The overall weight of the seat ring is 390 tons. Considering manufacturing and transportation, it is divided into three sections, from top to bottom, are the support ring, the seat ring body, and the foundation ring. The seat ring body adopts a parallel straight transition plate and a guide ring welded structure, which is divided into 4 sections and welded on-site in sections. A temporary section is set on each half side of the section, and the section flange is provided. The upper and lower ring plates of the seat ring are made of S500Q-Z35 steel plate. The 23 fixed guide blades are made of S550Q steel plate. The transition plate and tongue plate are made of S500Q steel plate. The support ring is welded to the seat ring body at the construction site. The base ring is positioned with the stop mouth of the seat ring body and fastened with bolts. The seat ring needs to be machined to fit with the top cover, bottom ring and secondary bottom ring at the construction site, The fixed guide vanes are equipped with a simple valve guide copper bar, and the steel bar welding well is processed according to the size of the cylindrical valve. The screw holes of the top cover and the seat ring handle are made by reaming the iron thread with the reserved bottom hole in the factory.

12.2  Spiral case

The spiral case is an important water diversion component of the water turbine. Under the condition that the volute is designed without considering the combined force with concrete and with a pressure head of 2.87 MPa for pressure boosting, it adopts a full-circular cross-section and is directly hung and installed at the transition plate of the seat ring on the construction site. The material of the spiral case is B610CF steel plate. To meet the needs of on-site installation and adjustment, two compensating joints are provided on the spiral case. The inlet window of the compensating joint is 150mm, and the cutting allowance is provided. The extension section of the spiral case extends to 11m from the Y-axis line and is connected to the pressure pipe. The inner diameter of the inlet extension section is 7.74m. The net weight of the spiral case is approximately 520t.

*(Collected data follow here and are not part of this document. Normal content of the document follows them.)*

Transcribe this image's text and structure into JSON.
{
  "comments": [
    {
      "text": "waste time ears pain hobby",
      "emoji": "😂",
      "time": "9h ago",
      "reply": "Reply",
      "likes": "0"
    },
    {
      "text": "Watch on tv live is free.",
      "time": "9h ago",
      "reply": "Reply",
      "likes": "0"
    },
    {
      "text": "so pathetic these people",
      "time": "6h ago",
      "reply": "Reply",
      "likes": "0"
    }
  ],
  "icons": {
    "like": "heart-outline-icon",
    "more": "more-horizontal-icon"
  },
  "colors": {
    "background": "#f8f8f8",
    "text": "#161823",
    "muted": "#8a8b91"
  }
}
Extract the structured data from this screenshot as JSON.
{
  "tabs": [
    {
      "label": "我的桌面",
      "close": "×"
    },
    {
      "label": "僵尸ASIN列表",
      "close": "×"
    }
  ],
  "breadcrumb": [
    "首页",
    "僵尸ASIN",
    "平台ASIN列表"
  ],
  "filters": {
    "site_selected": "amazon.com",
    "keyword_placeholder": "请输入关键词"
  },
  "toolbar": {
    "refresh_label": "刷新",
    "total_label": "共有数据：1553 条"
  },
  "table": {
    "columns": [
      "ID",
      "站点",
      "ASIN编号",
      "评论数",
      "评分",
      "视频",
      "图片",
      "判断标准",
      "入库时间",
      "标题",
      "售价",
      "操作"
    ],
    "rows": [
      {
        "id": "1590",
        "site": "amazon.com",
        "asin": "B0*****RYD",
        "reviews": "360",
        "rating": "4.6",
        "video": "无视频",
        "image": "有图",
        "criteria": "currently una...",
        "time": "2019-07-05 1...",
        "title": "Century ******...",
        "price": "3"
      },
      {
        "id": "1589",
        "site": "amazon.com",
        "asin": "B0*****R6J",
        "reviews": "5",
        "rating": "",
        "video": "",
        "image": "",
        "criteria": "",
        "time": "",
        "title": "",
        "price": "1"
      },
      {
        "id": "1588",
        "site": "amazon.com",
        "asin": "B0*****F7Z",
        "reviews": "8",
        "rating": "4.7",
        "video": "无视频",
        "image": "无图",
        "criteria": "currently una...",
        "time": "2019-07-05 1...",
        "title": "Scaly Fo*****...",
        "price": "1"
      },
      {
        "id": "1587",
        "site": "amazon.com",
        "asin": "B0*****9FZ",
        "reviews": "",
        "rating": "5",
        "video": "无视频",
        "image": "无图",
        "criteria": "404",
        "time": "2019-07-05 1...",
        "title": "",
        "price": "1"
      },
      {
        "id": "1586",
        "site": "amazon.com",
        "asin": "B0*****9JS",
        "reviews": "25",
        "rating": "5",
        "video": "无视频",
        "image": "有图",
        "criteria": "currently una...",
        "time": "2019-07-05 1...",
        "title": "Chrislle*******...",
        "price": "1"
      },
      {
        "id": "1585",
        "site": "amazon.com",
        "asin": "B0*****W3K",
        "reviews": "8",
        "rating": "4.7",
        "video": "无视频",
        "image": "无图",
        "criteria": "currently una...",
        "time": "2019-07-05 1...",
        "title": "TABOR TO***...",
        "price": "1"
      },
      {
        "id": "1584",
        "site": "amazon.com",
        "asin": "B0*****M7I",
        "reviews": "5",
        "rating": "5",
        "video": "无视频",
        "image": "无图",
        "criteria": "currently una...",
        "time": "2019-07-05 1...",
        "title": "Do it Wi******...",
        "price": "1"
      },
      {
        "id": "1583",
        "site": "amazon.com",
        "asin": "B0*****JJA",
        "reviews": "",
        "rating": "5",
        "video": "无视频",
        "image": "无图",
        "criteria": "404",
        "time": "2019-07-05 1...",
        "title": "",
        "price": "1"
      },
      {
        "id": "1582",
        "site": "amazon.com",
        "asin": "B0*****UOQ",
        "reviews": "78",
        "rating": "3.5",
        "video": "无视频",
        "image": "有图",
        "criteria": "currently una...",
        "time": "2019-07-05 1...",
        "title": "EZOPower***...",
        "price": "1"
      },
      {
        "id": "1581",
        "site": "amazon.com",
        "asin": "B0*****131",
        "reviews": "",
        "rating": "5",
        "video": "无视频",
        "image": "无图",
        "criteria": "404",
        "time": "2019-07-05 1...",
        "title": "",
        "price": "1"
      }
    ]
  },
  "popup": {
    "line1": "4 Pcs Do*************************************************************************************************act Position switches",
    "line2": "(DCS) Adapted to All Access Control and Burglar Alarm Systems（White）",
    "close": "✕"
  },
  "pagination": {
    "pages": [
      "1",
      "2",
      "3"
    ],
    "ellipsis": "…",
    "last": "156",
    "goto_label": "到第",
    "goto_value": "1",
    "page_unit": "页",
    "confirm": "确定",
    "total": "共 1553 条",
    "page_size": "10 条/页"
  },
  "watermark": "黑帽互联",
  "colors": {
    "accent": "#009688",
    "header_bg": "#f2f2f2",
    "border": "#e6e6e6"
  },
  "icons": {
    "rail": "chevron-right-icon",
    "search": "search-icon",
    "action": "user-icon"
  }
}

The spiral case is buried by the local laying of cushion layer combination scheme. The cushion layer is designed according to the force transmission material. It is required that the cushion layer not only meets the required physical and mechanical performance indicators, but also has the characteristics of anti-aging, corrosion resistance, small plastic deformation and flame retardancy. After thorough analysis and research, polyurethane softwood is finally adopted as the outer covering cushion layer material of the spiral case.